In a wilderness that really represents an unbroken continuity with the deep biological and geological past a particular tree is still, just like each living instance of the human, the inanimate animated. The tree reaches down with its root system-let’s imagine this tree is a bristlecone pine-into the soil beneath its trunk and develops an intimate relation with the minerals, the biome beneath the surface and available water.  It transforms the riches found there into more bristlecone pine. This individual tree, this bristlecone pine, in this pristine wilderness is an agent of literal metamorphosis, taking the inanimate and making it animate.

No less would an individual human in a pristine wilderness or one in the heart of its polar opposite, a contemporary megacity, accomplish the same magic. With one crucial exception, of course. Photosynthesis. The bristlecone pine not only reaches into the soil beneath, but into the air above and pulls out gases, incorporating them through its leaves into its whole body, mixing those gases with material drawn up from the soil. And one more. It takes the furious wild energy spawned in the nuclear fusion reactions of our sun and uses it to drive this process of animation.

In this sense then the individual bristlecone pine in the wilderness and the human on the streets of Shanghai are both radicals. That is, they both animate the inanimate, take up the elemental shards of the primeval universe and reshape them into patterns not native to their physics.

Within the biosphere, the realm of the living, most of its constituents live, then die. The magic drains out of the individual fish, the domestic cat, the high flying condor, the deep swimming whale. They release the elements they have animated back to cycles linked directly to the act of cosmic creation.

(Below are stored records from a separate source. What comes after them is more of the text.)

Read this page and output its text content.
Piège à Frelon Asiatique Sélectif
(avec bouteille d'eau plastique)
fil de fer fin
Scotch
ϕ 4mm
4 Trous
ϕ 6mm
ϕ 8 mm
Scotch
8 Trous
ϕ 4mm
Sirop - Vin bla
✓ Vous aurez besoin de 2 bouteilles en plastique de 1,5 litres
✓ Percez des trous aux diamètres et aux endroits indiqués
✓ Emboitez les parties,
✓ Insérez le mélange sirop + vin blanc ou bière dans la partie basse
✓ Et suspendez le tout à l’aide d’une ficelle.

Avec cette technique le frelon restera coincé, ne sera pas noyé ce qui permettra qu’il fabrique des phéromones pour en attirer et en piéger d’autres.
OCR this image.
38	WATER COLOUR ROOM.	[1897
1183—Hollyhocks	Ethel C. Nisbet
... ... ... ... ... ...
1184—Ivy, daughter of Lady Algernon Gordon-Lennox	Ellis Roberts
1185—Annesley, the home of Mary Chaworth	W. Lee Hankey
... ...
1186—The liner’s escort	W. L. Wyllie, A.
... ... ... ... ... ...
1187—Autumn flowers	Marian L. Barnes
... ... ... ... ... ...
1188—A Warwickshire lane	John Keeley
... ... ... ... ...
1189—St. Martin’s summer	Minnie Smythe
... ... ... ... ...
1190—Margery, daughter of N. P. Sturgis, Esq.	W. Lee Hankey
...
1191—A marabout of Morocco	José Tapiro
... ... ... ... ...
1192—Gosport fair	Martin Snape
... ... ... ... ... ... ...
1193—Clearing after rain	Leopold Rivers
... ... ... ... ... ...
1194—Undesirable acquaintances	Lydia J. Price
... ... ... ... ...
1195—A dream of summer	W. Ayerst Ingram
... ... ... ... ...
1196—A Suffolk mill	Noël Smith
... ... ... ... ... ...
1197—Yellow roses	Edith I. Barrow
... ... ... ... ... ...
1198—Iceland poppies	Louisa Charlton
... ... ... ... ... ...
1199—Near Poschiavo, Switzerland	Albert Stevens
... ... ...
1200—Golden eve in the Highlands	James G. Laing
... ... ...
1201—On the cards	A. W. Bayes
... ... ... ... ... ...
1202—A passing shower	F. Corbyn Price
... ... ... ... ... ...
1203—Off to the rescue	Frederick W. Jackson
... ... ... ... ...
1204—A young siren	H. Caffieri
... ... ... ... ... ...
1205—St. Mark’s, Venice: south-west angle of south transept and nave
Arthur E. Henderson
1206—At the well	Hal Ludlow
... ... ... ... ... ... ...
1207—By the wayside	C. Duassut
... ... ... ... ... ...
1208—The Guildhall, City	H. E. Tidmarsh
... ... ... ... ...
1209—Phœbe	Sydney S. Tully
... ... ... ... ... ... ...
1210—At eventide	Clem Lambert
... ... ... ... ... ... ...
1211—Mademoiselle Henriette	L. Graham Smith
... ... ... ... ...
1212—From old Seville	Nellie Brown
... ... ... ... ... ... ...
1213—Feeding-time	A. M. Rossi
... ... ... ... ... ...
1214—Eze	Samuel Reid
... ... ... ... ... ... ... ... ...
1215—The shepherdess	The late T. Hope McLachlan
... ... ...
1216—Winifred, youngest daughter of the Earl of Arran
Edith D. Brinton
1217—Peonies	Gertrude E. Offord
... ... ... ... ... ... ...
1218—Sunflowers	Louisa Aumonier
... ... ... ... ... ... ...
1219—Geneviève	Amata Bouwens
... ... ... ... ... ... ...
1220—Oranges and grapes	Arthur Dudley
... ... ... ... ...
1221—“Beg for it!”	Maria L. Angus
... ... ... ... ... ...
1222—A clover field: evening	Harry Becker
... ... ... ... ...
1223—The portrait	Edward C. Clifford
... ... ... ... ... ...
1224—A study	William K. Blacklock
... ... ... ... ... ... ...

In humans this biological arc goes from conception through live birth to death. Both ends of this continuum, this biological dialectic, are, relative to human civilization, moments deeply wild. They participate only lightly and then inconsequentially in the world of ideas, technology, skill, labor, culture. They both represent key inflections of our wild nature: coming to individual life and leaving it. These moments are not mediated by culture, rather they rip into its fabric and insert or remove individuals from its complex ministrations.

So each of us is wild and free at the moment of our birth and our death. The question then is how much civilization constrains our inherently wild nature. I’ll consider this in another post.